Reuters reports today that the US Defense Department spread anti-vaccine messaging across Southeast Asia during COVID as part of an effort to discredit Chinese-manufactured vaccines. General Dynamics was contracted to author social media posts in the Philippines decrying the quality of Chinese face masks, test kits, and the Sinovac inoculation. The propaganda campaign was later expanded to audiences across Central Asia and the Middle East.
China was far more generous than the US in sharing vaccines early in the pandemic so that, in countries like the Philippines, the COVID vaccine choice in 2021 was Sinovac or nothing. The Defense Department operation encouraged people across Asia and the Middle East to choose nothing, lying that vaccines contained pork gelatin, didn't work, and had terrible side effects. This will have cost lives at the time, and it will have added to growing global distrust of vaccines, costing more lives into the future.
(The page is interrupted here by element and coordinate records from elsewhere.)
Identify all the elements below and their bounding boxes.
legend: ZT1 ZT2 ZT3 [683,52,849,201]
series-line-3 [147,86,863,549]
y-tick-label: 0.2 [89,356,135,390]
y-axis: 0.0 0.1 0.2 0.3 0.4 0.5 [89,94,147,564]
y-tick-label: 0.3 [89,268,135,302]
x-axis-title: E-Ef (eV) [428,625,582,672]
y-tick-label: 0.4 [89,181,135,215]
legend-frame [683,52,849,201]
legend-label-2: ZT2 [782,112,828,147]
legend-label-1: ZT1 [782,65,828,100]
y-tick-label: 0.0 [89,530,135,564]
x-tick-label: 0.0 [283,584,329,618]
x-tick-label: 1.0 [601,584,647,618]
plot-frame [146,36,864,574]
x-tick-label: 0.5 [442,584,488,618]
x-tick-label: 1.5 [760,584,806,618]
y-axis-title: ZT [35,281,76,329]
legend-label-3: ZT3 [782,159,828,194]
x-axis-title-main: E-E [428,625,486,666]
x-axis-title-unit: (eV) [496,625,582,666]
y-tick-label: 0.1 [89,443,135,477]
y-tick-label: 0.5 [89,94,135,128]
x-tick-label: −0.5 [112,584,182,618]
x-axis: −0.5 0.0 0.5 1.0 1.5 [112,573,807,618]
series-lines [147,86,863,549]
Global infectious disease has long been recognized as a national security risk to the US. Presciently, in 2000, the US National Intelligence Estimate warned “New and reemerging infectious diseases will pose a rising global health threat and will complicate US and global security over the next 20 years.” That means that reducing demand for our most effective tools against infectious threats increases US national security risks. What the Defense Department did is simply and obviously against the best interests of the American people.
Sadly, this is not the first time the US national security apparatus has ignored that fact: The CIA used the cover of a vaccination drive to try to gain intelligence on the whereabouts of Osama bin Laden. When this leaked, anti-vaccine sentiment in South Asia spiked. In December 2012, ten polio vaccination workers in Pakistan and Afghanistan were shot, and the vaccination drive was suspended. At the time, I proposed an amendment to Presidential Executive Order 12333, which covers restrictions to US intelligence operations including against assassination, to cover child health programs. The CIA did subsequently ban the use of vaccination drives as cover in their operations. But clearly this was inadequate.
At the least, the Administration should amend EO 12333 to mandate that no US intelligence or psychological warfare operation will involve or interfere with public health efforts, including vaccination programs.